The Housing Market Is Finally Rebounding
The housing market is rebounding. Really.
After many premature predictions and optimistic announcements, the housing market has indeed turned a corner. Home prices and sales are up. Foreclosures and mortgage delinquencies are down.
Average home prices in the top 20 metro areas were up 1.6% in July from a year ago, according to the S&P/Case Shiller Home Price Indices. All 20 cities in the index reported rising home prices for the third month in a row.
"All in all, we are more optimistic about housing. Upbeat trends continue," said David M. Blitzer at S&P Dow Jones Indices.
The median existing-home price, including all housing types, was $183,900 in September, up 11.3% from a year ago, according to the National Association of Realtors. The year-over-year monthly home prices have increased for seven months in a row. The last time that happened was from November 2005 to May 2006.

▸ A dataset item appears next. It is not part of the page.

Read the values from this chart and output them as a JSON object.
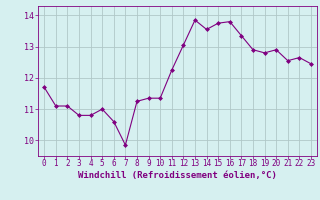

"Despite occasional month-to-month setbacks, we're experiencing a genuine recovery," said Lawrence Yun, NAR chief economist. "More people are attempting to buy homes than are able to qualify for mortgages, and recent price increases are not deterring buyer interest." (See also: What It Really Costs to Own a Home)
The Buyer's Market Is Over
What's more, the buyer's market may be coming to an end as sentiment begins to favor sellers. A survey by RedFin, a technology-based real estate brokerage firm, showed that homebuyers believe the market may be shifting against them. Out of 982 homebuyers polled this summer, 46% said they believe that now is a good time to buy. That was down from 56% in the first quarter and 48% in the second quarter. Thirty-two percent think now is a good time to sell, up from 13% in the first quarter and 28% in the second quarter.
Importantly, many homebuyers, 61%, believe home prices will increase, up from 32% in the first quarter. More buyers are coming across competition or even bidding wars for a limited number of homes being sold — 71% of respondents reported encountering competition on at least one offer.
Homes are also selling faster. The median time on the market in September dropped 30.7% from 101 days in September 2011, another indication that housing has strengthened.
Too Many Buyers for Homes
The problem for home buyers is the shortage of homes being sold. In parts of the West, the shortage is especially acute, Yun said. The number of existing homes listed for sale fell 3.3% to 2.32 million at the end of September. That's down 20% from a year ago.
Fewer homes being sold means rising prices, a trend that will accelerate unless home builders ramp up construction fast, Yun said.
Why the shortage? Homeowners who bought their homes before the housing bubble bust are unwilling to sell now and take a loss. Homebuilders all but stopped home construction during the recession, and a wave of foreclosures hitting the market has failed to materialize.
Home Buying Is for the Fast and Ready
Real estate agents advise home buyers — don't fret about home price trends. If you love a house and are comfortable with the mortgage payments, make an offer.
If you want to buy a home, don't keep waiting in an attempt to "wait for the bottom." By the time you've concluded home prices have hit bottom, they'll probably already be rising. And even if prices do fall in your area, interest rates may rise. That will make mortgages more expensive, defeating the purpose of seeking affordable housing.
Don't be too picky. You might not find your dream house, especially with fewer homes on the market than potential home buyers. Don't worry about appliances, colors of the walls, or weeds in the yard. You can always replace a refrigerator and paint walls latter.
Be ready and fast. Obtain mortgage preapproval. Submit your financial documentation to a lender to get preapproval for a maximum home loan amount. Get to know the neighborhood where you're house hunting. Learn about multiple-offer situations and plan out what you'll do.
Should You Buy a House Now?
So should you should you rush to by a home before home prices increase even more? It depends.
Because real estate is local, prices in your area might not follow national trends or the trend in a nearby metro area. Examine local home values when you're home shopping, not national or regional price indexes.
Regardless of the home price outlook, before you jump into home buying, your personal and career situation should be settled enough for you to stay put for at least a few years. Buying a home is not like speculating in gold or stocks. You can sell a commodity like a stock fairly easily, but when you buy real estate, you pay an assortment of mortgage closing costs and fees. When you sell, you pay the real estate agent a commission. For that reason, you should plan to keep the property for at least several years to make the investment worthwhile.
Your financial house, so to speak, should be in order, your credit good enough to obtain a favorable home loan rate, and a savings large enough for a down payment — ideally at least 10% but ideally 20% to avoid private mortgage insurance, which insures the lender and brings no benefit to you.
You should be ready to pay for maintenance and repairs or to fix things yourself. Unlike a renter who calls the landlord when a faucet leaks, you'll be responsible for mowing the lawn and fixing anything that breaks.